For many sports fans, the recent qualification of NK Maribor for the Champions League group stage was one of the sporting highlights of the decade. Foto: EPA
For many sports fans, the recent qualification of NK Maribor for the Champions League group stage was one of the sporting highlights of the decade. Foto: EPA

For many sports fans, the recent qualification of NK Maribor for the Champions League group stage was one of the sporting highlights of the decade. The club from Slovenia’s second biggest town has proven that it’s good enough to play against the giants of European soccer, while reminding the world that a small and underfunded team can achieve great things with a big heart and plenty of passion.

NK Maribor is a fairly new club compared to most of its Champions League rivals. It was founded in 1960 as a replacement for an older Maribor-based club, but it began to outperform its older rivals right from the start: Within six years, it managed to join Yugoslavia’s first league and became the pride of its working-class hometown. A major Yugoslav bribery scandal that tarnished its reputation in the 1980s, but happier times returned after Slovenia’s independence.

In the mid-90s, NK Maribor consolidated its position as the number one club in the newly established Slovenian League. Then, in 1999, NK Maribor surprised observers by becoming the first Slovenian club to qualify for the Champions League, Europe’s most prestigious soccer competition. As a small club with a big heart, it won the hearts of soccer fans throughout Slovenia and beyond.
But darker clouds were on the horizon. By 2004, the club found itself in major financial difficulties. Because of its debt, it was no longer to purchase competitive players, and it quickly lost its leading position in Slovenia. Its championship season seemed only a distant memory.

It was of Zlatko Zahovič, a former star player on the Slovenian national team, who helped to change Maribor’s fortunes when he became the manager of NK Maribor. With inventive transfers – involving strategic trades of key players --, Zahovič was able to improve the club’s finances. Often, the team had to trade its promising teams to other club in order to raise money, but the strategy worked and NK Maribor – with mainly Slovenian-born players -- again became the leading club in Slovenia.

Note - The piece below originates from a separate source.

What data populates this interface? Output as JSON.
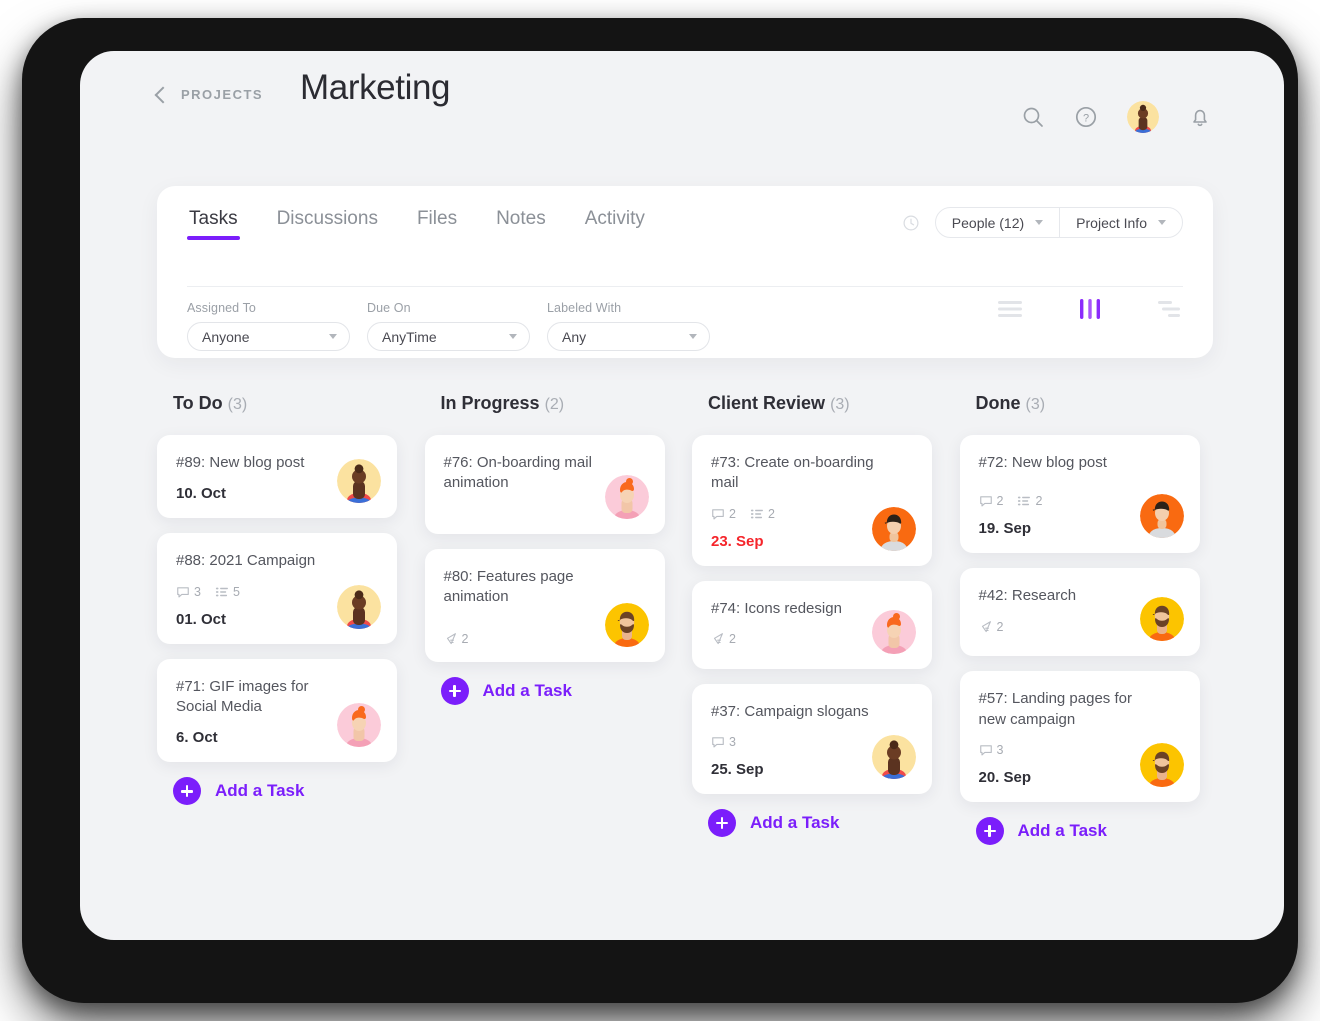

Throughout the years, NK Maribor became well-known for the passion of its fans. In a depressed post-industrial town with high employment, the club was one of the few institutions that local residents could embrace with pride. In good time and in bad, the club’s fans – known as “the Violets” – stuck by their team, filling the local stadium and showering their hometown heroes with adoration. Massive crowds gathered to greet their team even in the early hours of the morning, and tickets for major tournaments would sell out in minutes.

After three seasons in the Europa League, NK Maribor qualified for the Champions League, where it will take on clubs with far largest budgets than its own. Its annual budget is far less than some individual star players make in a year, but what NK Maribor has in its favor is the pride of its home town, and its informal – but well-earned -- status as Slovenia’s team.